La confiance ne se décrète pas. Elle se construit. Dans l’intervalle, on s’observe avec prudence. L’un prend des initiatives, fait un pas, puis, diplomatiquement, se ravise laissant ainsi à l’autre l’espace nécessaire pour oser à son tour. C’est un peu le spectacle donné ce mardi 15 septembre 2009 par l’Orchestre philharmonique de Nice et son nouveau chef venu de Cannes, Philippe Bender.
Malgré un programme des plus éclectiques, ouvert aux influences multiples, la soirée fut monolithe, empreinte de retenue, coincée dans un surprenant classicisme pour des œuvres qui réclamaient pourtant de l’audace et du caractère. Mise à part « l’Ouverture de Candide », comédie musicale composée en 1956 par Leonard Bernstein jouée en introduction avec fougue, les trois autres morceaux de ce « concert exceptionnel » avaient de quoi lasser les nombreux auditeurs de la salle Apollon de l’Acropolis : la très célèbre « Rhapsody in blue », rhapsodie de concert pour piano et orchestre de George Gershwin, a donné lieu à une interprétation dénuée de tout empreinte « jazzy », rondouillarde malgré son rythme anguleux, sombrant corps et âmes dans un lyrisme larmoyant, voire ennuyeux. Si le pianiste Krystian Zimerman sauve brillamment les apparences en s’engageant dans un duel acharné -et un peu solitaire- avec sa difficile partition, le maestro Philipe Bender, lequel avait auparavant rôdé ce programme avec son ensemble de jeunes musiciens cannois, semble plutôt abandonner l’Orchestre à son sort, reprenant temporairement ici ou là son rôle de directeur. Voulait-il laisser davantage d’espace interprétatif au Philharmonique, alors que ses musiciens ont souvent critiqué son prédécesseur Marco Guidarini pour sa direction très « tenue » ? Voulait-il simplement le tester ? Toujours est-il que la formation niçoise, à laquelle s’était adjointe pour l’occasion une excellente flûtiste de l’Orchestre régional de Cannes, a plutôt bien assumé cette « vacance » inattendue de pouvoir.

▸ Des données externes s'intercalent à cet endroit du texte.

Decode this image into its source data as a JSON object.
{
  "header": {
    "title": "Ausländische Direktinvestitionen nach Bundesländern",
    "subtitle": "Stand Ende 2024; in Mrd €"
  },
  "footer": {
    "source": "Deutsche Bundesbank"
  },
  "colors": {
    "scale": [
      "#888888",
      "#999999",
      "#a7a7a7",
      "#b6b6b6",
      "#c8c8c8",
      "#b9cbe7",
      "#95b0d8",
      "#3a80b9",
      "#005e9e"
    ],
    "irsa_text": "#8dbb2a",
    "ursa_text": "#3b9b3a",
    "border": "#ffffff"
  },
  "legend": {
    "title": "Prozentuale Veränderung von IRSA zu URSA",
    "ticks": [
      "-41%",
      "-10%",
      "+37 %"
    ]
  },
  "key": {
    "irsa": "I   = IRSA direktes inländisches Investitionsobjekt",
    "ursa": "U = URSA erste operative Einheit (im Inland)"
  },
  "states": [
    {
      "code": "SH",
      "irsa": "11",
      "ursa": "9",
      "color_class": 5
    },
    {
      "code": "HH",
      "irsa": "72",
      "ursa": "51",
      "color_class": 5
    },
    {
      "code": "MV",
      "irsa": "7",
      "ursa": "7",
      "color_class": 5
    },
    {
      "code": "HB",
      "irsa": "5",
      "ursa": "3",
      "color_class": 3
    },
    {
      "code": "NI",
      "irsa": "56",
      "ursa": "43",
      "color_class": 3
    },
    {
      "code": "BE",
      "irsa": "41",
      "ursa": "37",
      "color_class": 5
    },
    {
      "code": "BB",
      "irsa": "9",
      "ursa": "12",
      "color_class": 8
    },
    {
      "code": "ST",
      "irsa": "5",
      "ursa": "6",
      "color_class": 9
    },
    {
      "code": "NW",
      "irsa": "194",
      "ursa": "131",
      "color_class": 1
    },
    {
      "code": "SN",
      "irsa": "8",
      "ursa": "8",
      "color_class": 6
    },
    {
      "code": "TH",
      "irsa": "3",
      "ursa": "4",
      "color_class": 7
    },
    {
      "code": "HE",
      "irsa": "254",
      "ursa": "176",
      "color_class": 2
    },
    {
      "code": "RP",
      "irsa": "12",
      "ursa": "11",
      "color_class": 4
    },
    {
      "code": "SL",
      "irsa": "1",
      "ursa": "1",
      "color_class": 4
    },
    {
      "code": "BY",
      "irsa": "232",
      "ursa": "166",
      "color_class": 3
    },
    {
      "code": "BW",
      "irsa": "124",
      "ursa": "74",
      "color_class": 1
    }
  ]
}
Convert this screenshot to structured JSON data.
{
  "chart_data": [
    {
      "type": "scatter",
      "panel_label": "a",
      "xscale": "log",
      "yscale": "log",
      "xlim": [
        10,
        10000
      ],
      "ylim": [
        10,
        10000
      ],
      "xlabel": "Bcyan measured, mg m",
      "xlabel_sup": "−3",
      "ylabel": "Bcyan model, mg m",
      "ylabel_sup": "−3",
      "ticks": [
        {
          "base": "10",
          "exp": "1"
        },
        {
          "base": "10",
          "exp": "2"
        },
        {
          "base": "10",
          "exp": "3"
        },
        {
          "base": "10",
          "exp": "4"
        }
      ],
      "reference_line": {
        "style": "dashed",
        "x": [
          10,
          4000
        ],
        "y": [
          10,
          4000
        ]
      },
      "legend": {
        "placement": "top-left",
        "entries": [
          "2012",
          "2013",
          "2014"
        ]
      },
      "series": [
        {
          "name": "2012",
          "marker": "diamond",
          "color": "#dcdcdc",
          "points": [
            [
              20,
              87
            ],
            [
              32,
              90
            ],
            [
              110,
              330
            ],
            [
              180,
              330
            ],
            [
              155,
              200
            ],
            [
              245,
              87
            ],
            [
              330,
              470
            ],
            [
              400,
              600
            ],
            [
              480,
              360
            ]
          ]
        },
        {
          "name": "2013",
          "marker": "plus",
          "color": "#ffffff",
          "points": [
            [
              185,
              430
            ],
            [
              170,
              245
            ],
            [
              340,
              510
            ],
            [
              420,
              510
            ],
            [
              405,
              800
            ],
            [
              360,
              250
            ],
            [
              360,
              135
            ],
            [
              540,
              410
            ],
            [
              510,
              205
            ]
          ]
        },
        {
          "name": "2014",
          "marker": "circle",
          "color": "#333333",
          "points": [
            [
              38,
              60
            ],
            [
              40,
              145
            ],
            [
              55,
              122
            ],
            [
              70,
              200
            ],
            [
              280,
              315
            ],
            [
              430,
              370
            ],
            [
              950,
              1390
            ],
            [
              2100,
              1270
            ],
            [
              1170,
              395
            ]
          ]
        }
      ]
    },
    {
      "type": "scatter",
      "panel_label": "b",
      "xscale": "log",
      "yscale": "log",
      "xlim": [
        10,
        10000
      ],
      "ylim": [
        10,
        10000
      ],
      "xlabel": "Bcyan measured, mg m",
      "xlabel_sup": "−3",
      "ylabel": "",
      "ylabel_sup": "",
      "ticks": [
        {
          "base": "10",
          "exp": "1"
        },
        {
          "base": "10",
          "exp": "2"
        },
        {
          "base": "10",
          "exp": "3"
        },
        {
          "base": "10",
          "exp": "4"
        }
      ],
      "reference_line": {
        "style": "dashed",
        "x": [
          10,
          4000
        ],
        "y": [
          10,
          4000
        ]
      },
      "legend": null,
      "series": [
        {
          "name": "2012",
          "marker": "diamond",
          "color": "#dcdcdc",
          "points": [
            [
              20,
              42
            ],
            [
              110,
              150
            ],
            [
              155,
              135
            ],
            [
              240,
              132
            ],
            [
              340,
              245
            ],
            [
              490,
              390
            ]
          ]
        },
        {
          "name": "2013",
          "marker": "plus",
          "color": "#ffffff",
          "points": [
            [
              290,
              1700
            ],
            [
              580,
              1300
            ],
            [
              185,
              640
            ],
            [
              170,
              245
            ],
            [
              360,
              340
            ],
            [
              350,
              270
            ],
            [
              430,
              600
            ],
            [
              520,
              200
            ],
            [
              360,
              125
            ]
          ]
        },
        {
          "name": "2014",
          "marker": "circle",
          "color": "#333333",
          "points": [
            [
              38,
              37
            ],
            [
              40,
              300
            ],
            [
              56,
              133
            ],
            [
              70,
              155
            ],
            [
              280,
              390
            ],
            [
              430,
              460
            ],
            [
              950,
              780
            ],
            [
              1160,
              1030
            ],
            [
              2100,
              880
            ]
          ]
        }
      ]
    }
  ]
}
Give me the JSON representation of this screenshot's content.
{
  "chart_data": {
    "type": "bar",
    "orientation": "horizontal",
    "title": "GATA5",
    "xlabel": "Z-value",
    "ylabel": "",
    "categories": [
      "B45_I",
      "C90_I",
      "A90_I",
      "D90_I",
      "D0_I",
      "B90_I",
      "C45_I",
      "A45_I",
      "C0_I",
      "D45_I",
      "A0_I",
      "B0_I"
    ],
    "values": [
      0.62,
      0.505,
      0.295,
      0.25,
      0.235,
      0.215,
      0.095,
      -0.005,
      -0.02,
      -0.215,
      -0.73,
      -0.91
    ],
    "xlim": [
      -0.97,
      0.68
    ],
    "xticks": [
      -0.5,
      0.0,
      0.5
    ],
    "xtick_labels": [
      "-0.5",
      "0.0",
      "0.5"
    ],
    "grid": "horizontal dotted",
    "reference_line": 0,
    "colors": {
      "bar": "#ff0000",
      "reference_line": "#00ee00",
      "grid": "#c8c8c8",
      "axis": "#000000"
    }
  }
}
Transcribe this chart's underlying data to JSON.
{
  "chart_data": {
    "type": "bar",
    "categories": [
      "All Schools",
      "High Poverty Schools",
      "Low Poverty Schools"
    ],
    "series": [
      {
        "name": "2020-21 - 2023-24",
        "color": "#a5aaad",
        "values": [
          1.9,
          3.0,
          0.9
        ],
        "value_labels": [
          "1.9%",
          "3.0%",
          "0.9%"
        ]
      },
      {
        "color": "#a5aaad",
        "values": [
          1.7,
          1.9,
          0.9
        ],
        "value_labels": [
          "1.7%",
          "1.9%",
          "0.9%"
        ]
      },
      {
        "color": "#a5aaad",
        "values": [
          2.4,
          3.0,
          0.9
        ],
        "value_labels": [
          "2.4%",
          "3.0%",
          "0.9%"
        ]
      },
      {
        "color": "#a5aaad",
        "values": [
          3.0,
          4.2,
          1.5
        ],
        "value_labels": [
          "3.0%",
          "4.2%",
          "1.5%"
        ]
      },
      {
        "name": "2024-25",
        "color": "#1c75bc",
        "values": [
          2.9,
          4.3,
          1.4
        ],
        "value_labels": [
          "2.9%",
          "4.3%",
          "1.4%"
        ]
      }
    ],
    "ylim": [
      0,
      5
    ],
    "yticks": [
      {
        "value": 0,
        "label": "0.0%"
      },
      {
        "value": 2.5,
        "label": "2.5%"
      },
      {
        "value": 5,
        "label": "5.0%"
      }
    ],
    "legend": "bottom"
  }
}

Malheureusement, le même scénario s’est imposé dans « El sombrero de tres picos » (deuxième suite) de Manuel De Falla et « Daphnis et Chloé » (deuxième suite) de Maurice Ravel. Issues des deux ballets créés par les célèbres Ballets Russes, sur une commande de Sergueï Diaghilev, ces deux œuvres possèdent une marque puissante inspirée par leurs auteurs. Force est néanmoins de constater que la riche couleur ibérique de la première semble avoir été « javellisée » par une direction minimaliste et fade tandis que la seconde a forcé sur une discutable interprétation purement romantique, enchaînant de larges phrasés mélodiques qui altéraient la délicate minutie de l’écriture ravélienne.
In extremis, un « bis » dédié aux victimes américaines du 11 septembre a fait souffler dans la salle une authentique émotion qu’on aurait aimé déceler un peu plus tôt.